I am studying electronics and I am currently reading/working my way through "Make: Electronics" by Charles Platt. Here is one of the circuit diagrams that he gives for making a basic burglar alarm:
My question is, what is the purpose of the 1K resistor after the switch. I understand the point of all the other components, but why does that resistor have to be there? I have re-read this part of the book a few times but it doesn't seem to mention why that resistor is there or what it does. Can it be omitted?
Best Answer
The 10K and 1K resistors in the circuit form a voltage divider when the switch is pressed closed. With the +12V supply this divider nominally sets a transistor base bias voltage at about 1 volt. Very little base current flows due to the fact that the emitter of the NPN transistor is held above ground and as such the NPN base emitter voltage never gets high enough to let the transistor turn on. In a simulation of such circuit with a 2N3904 transistor model it shows that the presence of the 1K resistor keeps some bias across the LED of about 0.7V due to very low level currents in the transistor . If the 1K resistor is removed and when the switch is closed to GND then the bias across the LED drops to essentially zero because the transistor becomes fully turned off.

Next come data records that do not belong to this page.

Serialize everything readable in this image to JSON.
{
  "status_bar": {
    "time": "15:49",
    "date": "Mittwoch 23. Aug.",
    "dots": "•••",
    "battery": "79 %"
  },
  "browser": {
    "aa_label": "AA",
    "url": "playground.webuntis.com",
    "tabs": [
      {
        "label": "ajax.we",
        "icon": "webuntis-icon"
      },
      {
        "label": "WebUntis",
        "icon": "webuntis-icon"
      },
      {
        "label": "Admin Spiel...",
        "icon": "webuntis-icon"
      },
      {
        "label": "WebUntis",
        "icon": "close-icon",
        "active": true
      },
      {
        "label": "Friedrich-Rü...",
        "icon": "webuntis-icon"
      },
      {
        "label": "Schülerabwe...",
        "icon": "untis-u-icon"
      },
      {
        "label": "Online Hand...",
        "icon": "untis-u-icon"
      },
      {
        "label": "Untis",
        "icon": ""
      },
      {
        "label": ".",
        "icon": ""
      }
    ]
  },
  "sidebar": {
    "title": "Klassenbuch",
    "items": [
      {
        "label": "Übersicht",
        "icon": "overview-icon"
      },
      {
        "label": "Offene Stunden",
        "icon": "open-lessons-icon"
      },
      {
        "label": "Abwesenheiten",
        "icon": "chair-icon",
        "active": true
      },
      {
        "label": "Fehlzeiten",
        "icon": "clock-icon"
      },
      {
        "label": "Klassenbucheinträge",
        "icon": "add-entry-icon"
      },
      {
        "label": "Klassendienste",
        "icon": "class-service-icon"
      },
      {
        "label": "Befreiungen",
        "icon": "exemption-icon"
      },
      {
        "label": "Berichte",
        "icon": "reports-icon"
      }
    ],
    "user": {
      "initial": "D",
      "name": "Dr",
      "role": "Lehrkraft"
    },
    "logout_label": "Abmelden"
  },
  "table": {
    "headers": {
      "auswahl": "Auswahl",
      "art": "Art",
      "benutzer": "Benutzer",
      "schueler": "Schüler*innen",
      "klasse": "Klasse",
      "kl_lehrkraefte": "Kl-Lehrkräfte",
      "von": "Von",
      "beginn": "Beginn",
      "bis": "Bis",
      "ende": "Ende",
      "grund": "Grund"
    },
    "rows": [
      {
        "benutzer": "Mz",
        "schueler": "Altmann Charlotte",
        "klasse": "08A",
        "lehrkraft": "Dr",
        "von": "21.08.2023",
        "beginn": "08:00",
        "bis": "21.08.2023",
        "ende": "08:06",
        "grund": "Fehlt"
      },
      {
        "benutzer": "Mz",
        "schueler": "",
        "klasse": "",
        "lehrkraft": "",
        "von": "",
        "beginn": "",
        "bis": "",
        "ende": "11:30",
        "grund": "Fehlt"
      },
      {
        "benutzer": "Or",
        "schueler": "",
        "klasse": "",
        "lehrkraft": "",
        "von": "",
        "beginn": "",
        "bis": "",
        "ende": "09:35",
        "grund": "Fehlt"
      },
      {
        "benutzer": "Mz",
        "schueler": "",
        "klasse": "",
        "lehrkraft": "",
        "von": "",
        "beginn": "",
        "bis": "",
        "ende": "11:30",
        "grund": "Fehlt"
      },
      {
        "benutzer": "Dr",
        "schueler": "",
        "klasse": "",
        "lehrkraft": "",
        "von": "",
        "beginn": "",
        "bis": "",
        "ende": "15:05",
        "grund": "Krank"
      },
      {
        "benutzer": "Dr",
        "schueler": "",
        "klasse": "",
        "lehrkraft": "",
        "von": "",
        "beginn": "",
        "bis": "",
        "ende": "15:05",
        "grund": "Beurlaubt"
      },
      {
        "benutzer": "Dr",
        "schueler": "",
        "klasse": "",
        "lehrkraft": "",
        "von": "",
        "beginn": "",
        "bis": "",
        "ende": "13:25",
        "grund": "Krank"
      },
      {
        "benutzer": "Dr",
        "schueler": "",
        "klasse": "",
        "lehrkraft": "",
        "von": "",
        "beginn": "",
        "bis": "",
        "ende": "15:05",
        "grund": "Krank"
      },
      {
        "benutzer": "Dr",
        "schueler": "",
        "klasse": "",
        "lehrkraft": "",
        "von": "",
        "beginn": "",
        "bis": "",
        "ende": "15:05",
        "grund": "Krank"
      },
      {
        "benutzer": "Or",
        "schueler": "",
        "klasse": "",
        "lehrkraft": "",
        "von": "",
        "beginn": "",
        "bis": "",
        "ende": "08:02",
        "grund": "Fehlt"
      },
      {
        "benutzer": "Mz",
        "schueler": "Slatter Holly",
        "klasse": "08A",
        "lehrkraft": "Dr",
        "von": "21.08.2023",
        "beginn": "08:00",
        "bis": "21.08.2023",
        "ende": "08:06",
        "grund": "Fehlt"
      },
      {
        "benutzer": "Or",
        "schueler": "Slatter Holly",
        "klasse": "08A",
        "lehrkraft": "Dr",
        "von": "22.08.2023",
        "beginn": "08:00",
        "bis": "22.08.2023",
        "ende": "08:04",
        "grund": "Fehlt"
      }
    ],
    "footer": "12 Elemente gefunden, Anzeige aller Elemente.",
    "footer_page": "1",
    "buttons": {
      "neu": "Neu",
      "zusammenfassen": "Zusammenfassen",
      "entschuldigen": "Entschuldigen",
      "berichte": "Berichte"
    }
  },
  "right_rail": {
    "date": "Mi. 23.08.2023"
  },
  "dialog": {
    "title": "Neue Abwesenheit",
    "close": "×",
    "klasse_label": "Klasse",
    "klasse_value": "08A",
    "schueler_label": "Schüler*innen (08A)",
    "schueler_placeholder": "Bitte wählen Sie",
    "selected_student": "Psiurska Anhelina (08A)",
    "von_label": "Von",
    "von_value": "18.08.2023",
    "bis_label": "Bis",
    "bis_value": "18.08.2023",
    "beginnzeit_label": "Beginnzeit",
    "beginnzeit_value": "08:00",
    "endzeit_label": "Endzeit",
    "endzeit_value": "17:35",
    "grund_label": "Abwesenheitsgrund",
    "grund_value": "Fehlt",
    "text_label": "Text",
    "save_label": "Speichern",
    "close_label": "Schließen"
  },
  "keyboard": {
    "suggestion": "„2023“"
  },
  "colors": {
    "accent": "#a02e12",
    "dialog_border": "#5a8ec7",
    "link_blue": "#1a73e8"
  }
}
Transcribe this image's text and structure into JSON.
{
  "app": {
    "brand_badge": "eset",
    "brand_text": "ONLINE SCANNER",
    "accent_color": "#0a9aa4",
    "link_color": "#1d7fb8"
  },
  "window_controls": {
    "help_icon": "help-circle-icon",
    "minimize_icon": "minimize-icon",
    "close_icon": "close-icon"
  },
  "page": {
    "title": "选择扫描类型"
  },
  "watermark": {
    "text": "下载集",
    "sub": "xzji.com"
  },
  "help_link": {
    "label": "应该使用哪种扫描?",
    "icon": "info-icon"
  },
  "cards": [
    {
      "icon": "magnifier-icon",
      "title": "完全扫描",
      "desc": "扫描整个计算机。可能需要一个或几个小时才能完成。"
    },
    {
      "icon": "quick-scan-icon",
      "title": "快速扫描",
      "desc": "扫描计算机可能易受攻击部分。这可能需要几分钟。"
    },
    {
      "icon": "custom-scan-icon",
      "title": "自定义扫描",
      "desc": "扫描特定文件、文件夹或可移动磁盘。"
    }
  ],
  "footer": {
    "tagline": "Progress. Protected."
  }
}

From a functional standpoint to get an LED to turn on and off from the switch there is no need to have the 1K resistor as relates to just this simple circuit. On the other hand if this circuit was used in a more complex system that had a monitor circuit across the LED looking for the above mentioned bias it could be an indicator that all the wiring from the switch to the LED was intact and in place. In an real burglar alarm system where the switch and LED may be located far apart this residual bias detection can play a role to ensure that the wiring has not been tampered with.